Categories: Cloud Cloudera Labs General Spark

Spark Dataflow from Cloudera Labs is now part of Google’s New Dataflow SDK, which will be proposed to the Apache Incubator.

Spark Dataflow is an experimental implementation of Google’s Dataflow programming model that runs on Apache Spark. The initial implementation was written by Josh Wills, and entered Cloudera Labs exactly a year ago. Since then, we’ve seen a number of contributions to the project, culminating in the recent addition of an implementation of streaming (running on Spark Streaming) by Amit Sela from PayPal.
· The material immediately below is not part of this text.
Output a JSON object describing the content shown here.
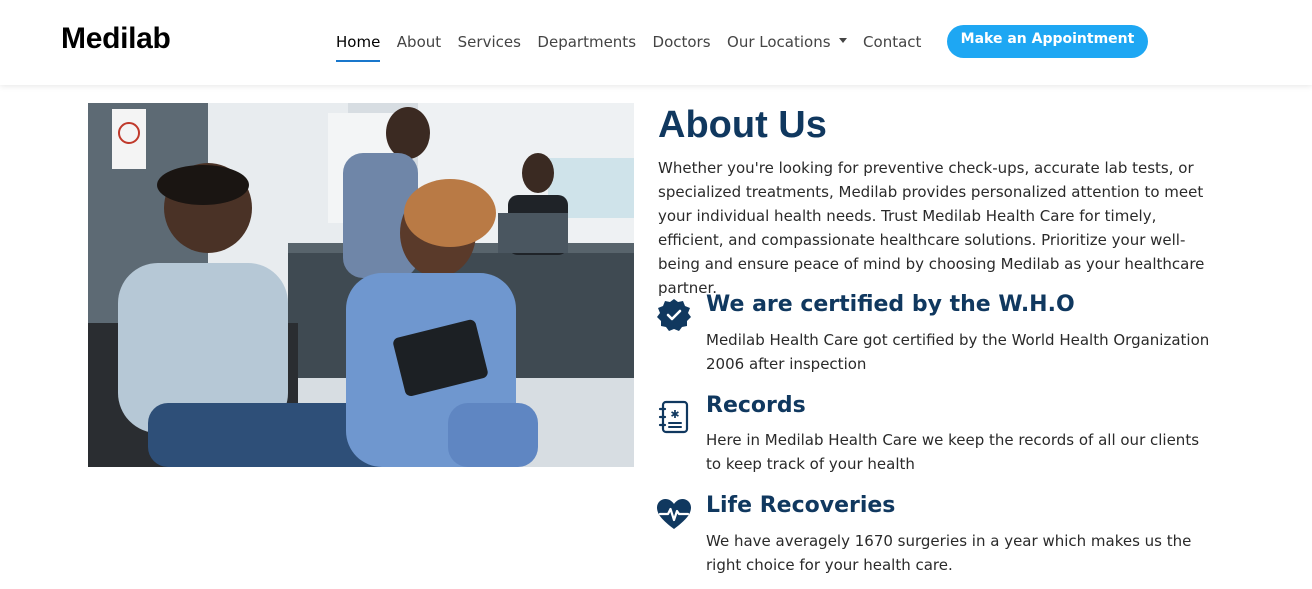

The most notable feature of the Dataflow model is the way that it combines batch and streaming processing in a single API. This feature allows developers to reuse business logic in different pipelines regardless of whether they are batch or streaming pipelines. Another way of looking at this is in terms of a trade-off between latency and throughput: batch trades latency for throughput, whereas streaming trades throughput for latency. This trade-off has always been present in data processing systems, the difference is that previously developers had to make the trade-off very early in the design process by selecting the system (and therefore the API) they were going to use (e.g. MapReduce for throughput, Apache Storm for latency). With Dataflow the trade-off can be made much later in the process: by changing a few lines of code so that a pipeline reads from an unbounded source (like an Apache Kafka topic) rather than a bounded source (like an HDFS file). The processing logic can be the same in both cases.

Today, Google announced that it will propose the Dataflow SDK for incubation at the Apache Software Foundation (ASF). We are pleased to announce that the Spark Dataflow runner will form a part of the same incubating project. The Apache Flink Dataflow runner will also be contributed, which opens up the possibility of sharing code and tests between the SDK and the runners in the future. (In the context of Dataflow, a runner is a client-side abstraction that runs your pipeline for you, perhaps locally, using the local runner, or in a distributed fashion using one of the other runners, like the Cloud runner, or the Spark runner.)

Cloudera employees have worked with many projects at the ASF from the very beginning, and we recognize the value that being supported by an open and diverse community gives to a project. With Dataflow moving to the ASF, we look forward to seeing more people get involved in advancing the technology behind it.

Tom White is a data scientist at Cloudera, and a member of the Apache Hadoop PMC.